Generally, there are 4 “core” documents that make up an estate plan: a Last Will and Testament, Durable Power of Attorney, a Health Care Proxy, and a Living Will. Depending on a person’s specific needs and wants, revocable and irrevocable trusts are often used as well.
- Last Will and Testament – Your will provides for the specific distribution of your property, names an executor to administer your estate pursuant to the terms you’ve set forth, and appoints a guardian for your minor children, in the event, you pass away before they reach maturity (age 18).
- Durable Power of Attorney – The POA gives another person the authority to manage your property and/or finances in your absence. It is only valid during your lifetime, and you get to determine the scope, duration, and circumstances under which it is valid.

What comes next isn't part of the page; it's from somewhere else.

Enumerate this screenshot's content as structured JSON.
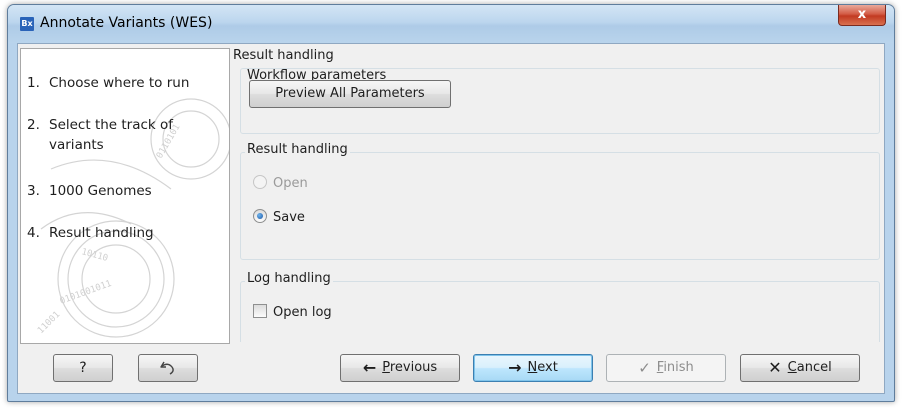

The POA is usually used when a person is unable to manage their own affairs or when they cannot be present to sign documents or execute transactions.
- Living Will –A LW outlines your decisions related to specific healthcare treatments and options. It takes effect if and when you become unable to make decisions about your healthcare due to illness or incapacity. If there is an instruction in the LW, it will be followed.
- Health Care Proxy – The HCP is complementary to the LW and someone to either: effectuate the directions you made in your LW, or make decisions about your treatment and healthcare if you cannot do so yourself, or did not execute an LW.
Life is complicated and things often change in the blink of an eye. That’s why it is so important to develop and review your estate plan as circumstances change. While working with our firm, our clients get access to a wide variety of options for long-term planning as well as knowledgeable guidance from a team of compassionate advisors who help them make sound and well-informed decisions for theirs and their family’s future.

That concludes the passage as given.